A Reader Question – Pricing for Altruism vs. Profit.

An email from a reader:
Hi Mark!
Challenger Health (info@challengerhealth.com) is a very early stage, non-medicinal consumer healthcare products startup; our core customers are physicians (Orthopaedic primarily) and physical therapy professionals. The most effective pricing model is something we have discussed at length, more specifically, if it makes sense strategically to price our products differently depending on whether the customer (doctor, in most cases) intends to resell to his/her patients or provide the products at no cost, wherein the former is charged more than the latter.
Thanks for your time Mark,
Patrick Grams
Thank you for the question Patrick.  Although it’s hard for me to give you a definitive answer, I’m leaning heavily toward YES! you should charge different prices based on how the doctors will use your product.
The most important rule for setting prices is charge what your customers are willing to pay.  It seems very likely to me that those who are making profit are willing to pay more than those who are giving it away.  Doctors who give it away are absorbing the cost themselves.  Those who are reselling it are passing those costs, plus a profit, on to their customers.
As to how to do this, consider setting your list prices at the highest price, the price you will sell to a doctor who is using this to make money.  Then, you can put together “Good Samaritan” pricing levels, for anyone willing to offer your product for free to their clients.  (Feel free to choose a better name.)  That establishes the value at the higher price and justifies the lower price.  Never lead with Good Samaritan pricing though.

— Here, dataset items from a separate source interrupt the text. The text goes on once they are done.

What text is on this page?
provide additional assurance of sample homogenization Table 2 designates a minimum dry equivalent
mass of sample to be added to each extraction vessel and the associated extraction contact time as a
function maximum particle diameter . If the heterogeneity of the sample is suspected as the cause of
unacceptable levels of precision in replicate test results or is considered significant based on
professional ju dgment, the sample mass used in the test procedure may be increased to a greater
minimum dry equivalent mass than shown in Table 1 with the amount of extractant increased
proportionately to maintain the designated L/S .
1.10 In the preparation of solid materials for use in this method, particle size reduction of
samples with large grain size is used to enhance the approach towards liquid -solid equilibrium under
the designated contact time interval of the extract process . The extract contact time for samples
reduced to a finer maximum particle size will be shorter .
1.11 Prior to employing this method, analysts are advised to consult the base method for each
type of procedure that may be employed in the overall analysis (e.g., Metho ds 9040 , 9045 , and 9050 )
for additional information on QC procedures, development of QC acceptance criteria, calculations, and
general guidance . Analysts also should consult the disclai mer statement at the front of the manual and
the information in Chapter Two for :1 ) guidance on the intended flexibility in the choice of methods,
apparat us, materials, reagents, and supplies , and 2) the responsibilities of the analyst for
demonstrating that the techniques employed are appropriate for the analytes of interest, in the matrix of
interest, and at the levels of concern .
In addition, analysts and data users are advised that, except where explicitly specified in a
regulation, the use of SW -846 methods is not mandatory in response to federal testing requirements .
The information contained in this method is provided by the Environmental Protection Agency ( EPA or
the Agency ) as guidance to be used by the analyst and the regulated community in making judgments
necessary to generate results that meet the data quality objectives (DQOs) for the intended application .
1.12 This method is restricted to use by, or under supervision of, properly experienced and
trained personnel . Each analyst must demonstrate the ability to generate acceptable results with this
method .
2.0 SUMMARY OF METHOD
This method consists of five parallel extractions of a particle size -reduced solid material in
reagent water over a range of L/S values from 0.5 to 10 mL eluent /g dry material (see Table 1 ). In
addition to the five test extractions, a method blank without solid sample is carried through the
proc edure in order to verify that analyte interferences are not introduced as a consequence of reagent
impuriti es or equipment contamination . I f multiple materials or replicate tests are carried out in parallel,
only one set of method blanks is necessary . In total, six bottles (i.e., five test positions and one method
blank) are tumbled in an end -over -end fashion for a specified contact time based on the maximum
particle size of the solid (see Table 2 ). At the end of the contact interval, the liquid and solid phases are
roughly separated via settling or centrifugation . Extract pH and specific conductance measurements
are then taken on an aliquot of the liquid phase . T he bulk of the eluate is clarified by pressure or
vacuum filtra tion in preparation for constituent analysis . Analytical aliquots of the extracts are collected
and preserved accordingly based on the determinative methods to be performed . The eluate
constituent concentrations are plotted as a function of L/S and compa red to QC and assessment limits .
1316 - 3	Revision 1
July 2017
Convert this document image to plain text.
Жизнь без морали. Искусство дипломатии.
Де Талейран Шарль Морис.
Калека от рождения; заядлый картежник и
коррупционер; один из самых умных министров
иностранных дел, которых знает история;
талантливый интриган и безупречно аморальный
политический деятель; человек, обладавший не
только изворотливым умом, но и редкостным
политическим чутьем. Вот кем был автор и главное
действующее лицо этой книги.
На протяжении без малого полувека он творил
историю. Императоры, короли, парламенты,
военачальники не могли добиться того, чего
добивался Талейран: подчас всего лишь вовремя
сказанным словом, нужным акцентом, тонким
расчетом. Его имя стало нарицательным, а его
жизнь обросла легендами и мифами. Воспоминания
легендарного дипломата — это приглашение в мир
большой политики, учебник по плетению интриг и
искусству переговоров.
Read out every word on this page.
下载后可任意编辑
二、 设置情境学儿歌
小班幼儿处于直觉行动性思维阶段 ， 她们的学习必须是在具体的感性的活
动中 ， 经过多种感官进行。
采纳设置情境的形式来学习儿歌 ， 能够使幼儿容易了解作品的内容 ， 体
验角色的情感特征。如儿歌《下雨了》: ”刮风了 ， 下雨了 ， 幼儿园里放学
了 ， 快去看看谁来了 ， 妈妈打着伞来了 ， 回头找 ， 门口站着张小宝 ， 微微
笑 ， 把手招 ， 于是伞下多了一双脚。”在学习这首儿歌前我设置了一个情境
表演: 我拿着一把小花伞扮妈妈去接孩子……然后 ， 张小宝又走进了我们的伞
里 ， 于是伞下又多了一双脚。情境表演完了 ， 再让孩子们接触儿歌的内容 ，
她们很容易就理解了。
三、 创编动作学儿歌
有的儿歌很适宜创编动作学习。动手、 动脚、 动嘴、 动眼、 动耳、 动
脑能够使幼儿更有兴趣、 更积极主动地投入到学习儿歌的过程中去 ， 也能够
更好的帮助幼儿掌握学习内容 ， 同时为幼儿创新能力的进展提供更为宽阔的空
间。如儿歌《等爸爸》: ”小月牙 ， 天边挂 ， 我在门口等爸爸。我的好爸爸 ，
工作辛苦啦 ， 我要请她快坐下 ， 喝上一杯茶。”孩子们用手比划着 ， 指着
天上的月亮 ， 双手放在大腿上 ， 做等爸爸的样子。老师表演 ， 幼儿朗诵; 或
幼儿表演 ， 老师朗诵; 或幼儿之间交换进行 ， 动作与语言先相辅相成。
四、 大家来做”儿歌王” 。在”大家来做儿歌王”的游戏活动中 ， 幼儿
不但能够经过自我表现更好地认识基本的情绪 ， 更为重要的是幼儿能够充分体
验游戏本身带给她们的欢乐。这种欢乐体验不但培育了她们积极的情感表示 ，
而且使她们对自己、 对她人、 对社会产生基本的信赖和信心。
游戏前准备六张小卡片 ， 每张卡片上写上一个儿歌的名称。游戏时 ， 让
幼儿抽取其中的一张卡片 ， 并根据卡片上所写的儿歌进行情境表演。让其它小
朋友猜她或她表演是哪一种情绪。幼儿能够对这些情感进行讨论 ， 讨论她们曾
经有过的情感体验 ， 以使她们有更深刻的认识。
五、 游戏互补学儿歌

You will then need to monitor your customers buying at Good Samaritan prices for compliance.  Hopefully there is a way.  One method might be to monitor the number of units they use per period.  It is likely that people giving it away go through many more than those selling it.
All that under consideration, it seems unlikely that Good Samaritans will buy your product and give it away unless you can demonstrate how it helps them make or save money.  Call me cynical, but people do things when it helps themselves.  If you can’t clearly articulate how this helps the Good Samaritans, you can’t charge much or you won’t sell much to this segment.
Hope that helps.  Feel free to post further clarification or questions in the comments and I’ll do my best to answer them.